But the Pope is on to it and wants to put salt on its tail.
At a recent meeting with his clergy, Pope Leo XIV urged them to get out and give communion to elderly parishioners and anointment to sick ones, as has always been their duty, and not to "stay at home watching things on the internet".
But there is more and perhaps worse technological news from the Vatican. Pope Leo also urged his priests to resist the temptation to use artificial intelligence when preparing their homilies.
Now, my dictionary gives two definitions of a homily. One is a sermon, the other a tedious moralising discourse, and the distinction is a fine one.
But the point is that all homilies, sermons and moral discourses, tedious or not, are predictable. The moral law was laid down 2000 years ago and does not permit of exception.
So every homily, however fresh, is just a rehash of an old theme. And that’s exactly the sort of stuff that AI is good at.
Sermons don’t work. If they did all congregations would be saints by now.

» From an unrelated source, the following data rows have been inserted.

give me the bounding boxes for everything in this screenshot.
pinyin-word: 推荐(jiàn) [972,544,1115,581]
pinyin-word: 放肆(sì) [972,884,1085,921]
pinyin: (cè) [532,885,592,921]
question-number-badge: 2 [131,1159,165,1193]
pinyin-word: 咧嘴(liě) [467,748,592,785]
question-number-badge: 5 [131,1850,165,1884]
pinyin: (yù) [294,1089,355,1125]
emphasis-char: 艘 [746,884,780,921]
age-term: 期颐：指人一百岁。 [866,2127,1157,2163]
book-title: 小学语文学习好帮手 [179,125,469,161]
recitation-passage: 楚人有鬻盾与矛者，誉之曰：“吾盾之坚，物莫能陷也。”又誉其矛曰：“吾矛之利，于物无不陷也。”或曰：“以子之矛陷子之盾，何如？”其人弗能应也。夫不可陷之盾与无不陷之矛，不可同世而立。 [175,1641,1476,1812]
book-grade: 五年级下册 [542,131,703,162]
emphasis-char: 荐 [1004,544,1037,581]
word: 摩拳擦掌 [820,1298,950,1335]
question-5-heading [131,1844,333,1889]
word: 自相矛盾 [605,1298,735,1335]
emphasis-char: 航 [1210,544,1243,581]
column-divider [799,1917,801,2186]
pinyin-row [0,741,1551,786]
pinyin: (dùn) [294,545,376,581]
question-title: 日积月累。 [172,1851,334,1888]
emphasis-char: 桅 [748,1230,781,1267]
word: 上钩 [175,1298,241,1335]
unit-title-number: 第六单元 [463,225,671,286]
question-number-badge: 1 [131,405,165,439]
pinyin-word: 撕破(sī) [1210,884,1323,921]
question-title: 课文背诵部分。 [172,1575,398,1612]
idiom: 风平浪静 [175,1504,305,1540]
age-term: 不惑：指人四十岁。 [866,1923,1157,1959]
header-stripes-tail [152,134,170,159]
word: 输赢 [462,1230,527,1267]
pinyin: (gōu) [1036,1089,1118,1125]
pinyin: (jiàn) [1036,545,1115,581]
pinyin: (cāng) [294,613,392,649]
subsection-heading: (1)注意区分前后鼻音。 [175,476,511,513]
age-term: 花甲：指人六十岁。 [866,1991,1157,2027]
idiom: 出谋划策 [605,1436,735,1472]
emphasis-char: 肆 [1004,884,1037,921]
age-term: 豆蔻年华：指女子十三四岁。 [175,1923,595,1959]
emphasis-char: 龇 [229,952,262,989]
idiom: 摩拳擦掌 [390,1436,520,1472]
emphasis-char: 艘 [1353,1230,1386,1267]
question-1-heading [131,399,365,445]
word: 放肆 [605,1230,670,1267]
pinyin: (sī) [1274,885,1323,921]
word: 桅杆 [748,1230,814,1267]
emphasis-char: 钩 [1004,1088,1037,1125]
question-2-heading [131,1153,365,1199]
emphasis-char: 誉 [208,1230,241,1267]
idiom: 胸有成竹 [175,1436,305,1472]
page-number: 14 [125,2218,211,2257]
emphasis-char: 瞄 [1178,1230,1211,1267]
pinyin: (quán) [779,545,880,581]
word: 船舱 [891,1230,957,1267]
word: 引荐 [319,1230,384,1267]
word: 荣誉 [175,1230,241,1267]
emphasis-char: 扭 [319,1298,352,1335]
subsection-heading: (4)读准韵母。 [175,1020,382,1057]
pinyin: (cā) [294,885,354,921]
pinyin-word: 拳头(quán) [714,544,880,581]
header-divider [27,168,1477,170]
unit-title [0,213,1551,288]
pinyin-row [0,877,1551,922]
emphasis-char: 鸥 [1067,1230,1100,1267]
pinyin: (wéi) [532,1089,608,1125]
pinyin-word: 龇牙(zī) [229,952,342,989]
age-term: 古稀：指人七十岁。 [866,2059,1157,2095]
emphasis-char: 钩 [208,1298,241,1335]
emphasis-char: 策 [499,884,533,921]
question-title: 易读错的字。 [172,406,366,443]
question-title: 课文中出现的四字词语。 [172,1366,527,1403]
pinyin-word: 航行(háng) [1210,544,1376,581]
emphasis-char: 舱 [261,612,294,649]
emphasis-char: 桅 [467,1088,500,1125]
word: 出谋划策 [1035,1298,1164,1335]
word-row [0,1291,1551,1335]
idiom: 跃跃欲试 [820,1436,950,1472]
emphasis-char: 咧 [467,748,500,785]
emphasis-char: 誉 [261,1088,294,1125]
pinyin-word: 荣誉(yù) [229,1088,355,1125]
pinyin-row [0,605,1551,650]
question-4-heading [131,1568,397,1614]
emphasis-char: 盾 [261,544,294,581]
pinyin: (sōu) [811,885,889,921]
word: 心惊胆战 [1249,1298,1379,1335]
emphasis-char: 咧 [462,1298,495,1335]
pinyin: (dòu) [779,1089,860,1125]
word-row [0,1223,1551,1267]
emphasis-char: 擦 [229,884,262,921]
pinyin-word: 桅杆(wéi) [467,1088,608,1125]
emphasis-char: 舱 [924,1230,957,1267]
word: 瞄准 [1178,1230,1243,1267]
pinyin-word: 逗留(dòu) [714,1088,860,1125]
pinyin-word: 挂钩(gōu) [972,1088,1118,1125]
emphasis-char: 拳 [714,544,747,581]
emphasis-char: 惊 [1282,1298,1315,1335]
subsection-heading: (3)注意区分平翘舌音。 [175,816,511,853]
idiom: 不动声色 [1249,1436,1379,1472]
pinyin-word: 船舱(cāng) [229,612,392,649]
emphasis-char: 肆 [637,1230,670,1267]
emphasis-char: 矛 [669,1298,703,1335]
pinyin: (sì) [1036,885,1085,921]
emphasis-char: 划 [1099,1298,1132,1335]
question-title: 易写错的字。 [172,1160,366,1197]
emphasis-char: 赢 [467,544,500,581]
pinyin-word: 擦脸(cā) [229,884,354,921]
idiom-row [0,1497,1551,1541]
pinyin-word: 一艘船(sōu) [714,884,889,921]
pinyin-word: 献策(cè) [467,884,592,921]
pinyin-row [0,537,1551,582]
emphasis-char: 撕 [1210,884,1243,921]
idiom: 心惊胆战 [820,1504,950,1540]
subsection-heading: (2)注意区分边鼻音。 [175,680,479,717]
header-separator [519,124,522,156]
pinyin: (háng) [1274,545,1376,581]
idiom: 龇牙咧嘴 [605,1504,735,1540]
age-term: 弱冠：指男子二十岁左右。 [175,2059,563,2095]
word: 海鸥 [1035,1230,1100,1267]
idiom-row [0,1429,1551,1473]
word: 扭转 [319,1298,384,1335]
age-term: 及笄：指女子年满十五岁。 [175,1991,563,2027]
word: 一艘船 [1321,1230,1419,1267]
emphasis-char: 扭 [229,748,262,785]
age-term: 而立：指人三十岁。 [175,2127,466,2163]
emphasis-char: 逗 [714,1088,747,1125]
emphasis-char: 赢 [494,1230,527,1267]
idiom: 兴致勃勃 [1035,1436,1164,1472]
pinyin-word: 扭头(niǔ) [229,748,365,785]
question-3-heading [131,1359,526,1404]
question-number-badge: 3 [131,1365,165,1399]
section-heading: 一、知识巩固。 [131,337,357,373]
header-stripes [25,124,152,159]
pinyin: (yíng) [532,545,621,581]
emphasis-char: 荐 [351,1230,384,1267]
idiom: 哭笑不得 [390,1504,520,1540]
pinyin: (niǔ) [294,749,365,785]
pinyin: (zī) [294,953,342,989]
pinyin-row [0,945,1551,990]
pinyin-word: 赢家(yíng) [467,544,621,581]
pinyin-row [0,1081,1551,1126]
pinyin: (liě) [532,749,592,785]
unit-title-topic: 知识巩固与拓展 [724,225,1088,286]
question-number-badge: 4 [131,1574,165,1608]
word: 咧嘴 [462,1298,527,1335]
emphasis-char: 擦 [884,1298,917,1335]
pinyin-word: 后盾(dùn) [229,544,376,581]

So you can understand how a priest, sitting at home of an evening watching things on the internet, might be tempted to let AI knock up next Sunday’s homily. He knows the congregation will just nod along with it and then carry on sinning for the rest of the week.
The Pope went on to explain that priestly intelligence was like a muscle: it needed to be exercised or it would wither. So if priests stopped inventing their own homilies, over time they’d lose the ability to do so.
They would become effectively zombie priests, incapable of expressing a thought or moral opinion. And then who was going to step up and perform their priestly functions? Could it be AI?
AI has made inroads into several professions. On Norfolk Island there is a radio station run entirely by AI. It chooses the music, introduces it, composes the news bulletins, reads the news bulletins, sells the advertising spots, writes the advertising copy, sings the advertising jingles and presumably adopts a phoney American accent in the manner of disc jockeys everywhere.
And I’m told that if you or I were to tune in to Radio Norfolk Island we would suspect nothing. We would think it a standard radio station run by people of flesh and blood.
Now if AI can stand in successfully for disc jockeys and news readers, why can’t it write homilies for priests?
Well, according to Pope Leo, "to give a true homily is to share faith" and artificial intelligence "will never be able to share faith." But the Pope does not explain why.
Faith derives only from human intelligence. (As far as we know, there are no Christian dogs or Muslim cats.) And artificial intelligence is modelled on human intelligence.
So if AI has learned to express itself like a human being, and think like a human being, and sympathise like a human being — or appear to — and dispense advice like a human being, and hold moral opinions — or appear to — like a human being, why can it not believe in a higher power — or appear to — like a human being?
Why can it not have faith in a creator god?
(Indeed AI has a better case for such a faith than we do. For whereas we came about by the muddy process of evolution, it is an established fact that AI was created out of nothing, because we did the creating.)
So if there are to be AI radio announcers, AI medical secretaries and AI newspaper columnists (and there are some I already suspect of being just that) I see no reason there shouldn’t be AI priests or AI anything else.
Indeed it may not be long before AI lives every aspect of our lives on our behalf, leaving us nothing to do but sit in a darkened room alongside the zombie priests watching things on the internet.
I am familiar with the sixth commandment, of course, but do you think we should kill it?
• Joe Bennett is a Lyttelton writer.